Author: Lewis Carroll
Publisher: London ; New York : Macmillan
Published: 1889
Total Pages: 434
ISBN-13:
DOWNLOAD EBOOKFirst published in 1889, this novel has two main plots; one set in the real world at the time the book was published (the Victorian era), the other in the fictional world of Fairyland.

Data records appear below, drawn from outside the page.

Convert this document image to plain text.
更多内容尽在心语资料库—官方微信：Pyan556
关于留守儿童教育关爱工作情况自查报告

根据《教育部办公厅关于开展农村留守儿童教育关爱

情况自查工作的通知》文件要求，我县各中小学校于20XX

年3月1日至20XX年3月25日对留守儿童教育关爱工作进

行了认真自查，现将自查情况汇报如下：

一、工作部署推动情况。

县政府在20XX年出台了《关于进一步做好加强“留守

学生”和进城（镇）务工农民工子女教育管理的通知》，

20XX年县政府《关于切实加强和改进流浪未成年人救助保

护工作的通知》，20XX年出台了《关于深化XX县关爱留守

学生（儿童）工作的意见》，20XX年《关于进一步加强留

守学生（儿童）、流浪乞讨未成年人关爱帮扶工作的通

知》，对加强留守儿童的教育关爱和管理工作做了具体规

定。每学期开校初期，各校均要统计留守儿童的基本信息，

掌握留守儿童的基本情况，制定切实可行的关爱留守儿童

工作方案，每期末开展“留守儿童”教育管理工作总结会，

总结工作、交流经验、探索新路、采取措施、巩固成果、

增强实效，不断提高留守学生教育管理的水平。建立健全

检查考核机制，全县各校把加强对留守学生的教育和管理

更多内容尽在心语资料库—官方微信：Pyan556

Author: Pierpont Morgan Library
Publisher:
Published: 1937
Total Pages: 20
ISBN-13:
DOWNLOAD EBOOKAuthor: Joanna Devereux
Publisher: Manchester University Press
Published: 2023-05-16
Total Pages: 308
ISBN-13: 1526161680
DOWNLOAD EBOOKNineteenth-century women illustrators and cartoonists provides an in-depth analysis of fifteen women illustrators of the later nineteenth and early twentieth centuries: Jemima Blackburn, Eleanor Vere Boyle, Marianne North, Amelia Francis Howard-Gibbon, Mary Ellen Edwards, Edith Hume, Alice Barber Stephens, Florence and Adelaide Claxton, Marie Duval, Amy Sawyer, Eleanor Fortescue Brickdale, Pamela Colman Smith and Olive Allen Biller. The chapters consider these women’s illustrations in the areas of natural history, periodicals and books, as well as their cartoons and caricatures. Using diverse critical approaches, the volume brings to light the works and lives of these important women illustrators and challenges the hegemony of male illustrators and cartoonists in nineteenth-century visual and print culture.
Author: Richard W. Bailey
Publisher: University of Michigan Press ELT
Published: 1996
Total Pages: 392
ISBN-13:
DOWNLOAD EBOOKTraces the transformation of the English language through the nineteenth-century economic and cultural landscape.
Author: Emilie Sitzia
Publisher: Cambridge Scholars Publishing
Published: 2011-12-08
Total Pages: 315
ISBN-13: 1443835919
DOWNLOAD EBOOKThe traditional relationship between painting and literature underwent a profound change in nineteenth-century France. Painting progressively asserted its independence from literature as it liberated itself from narrative obligations whilst interrogating the concept of subject matter itself. Simultaneously the influence of art on the writing styles of authors increased and the character of the artist established itself as a recurring motif in French literature. This book offers a panoramic review of the relationship between art and literature in nineteenth-century France. By means of a series of case studies chosen from key moments throughout the nineteenth century, the aim of this study is to provide a focused analysis of specific examples of this relationship, revealing both its multifaceted nature as well as offering a panorama of the development of this on-going and increasingly complex cultural relationship. From Jacques Louis David’s irreverence for classical texts to Victor Hugo’s graphic works, from Edouard Manet’s illustrations to Vincent Van Gogh’s paintings of books, from Honoré de Balzac’s Unknown Masterpiece to Joris-Karl Huysmans’s A Rebours, this interdisciplinary investigation of the links between literature and art in France throws new light on both fields of creative endeavour during a critical phase of France’s cultural history.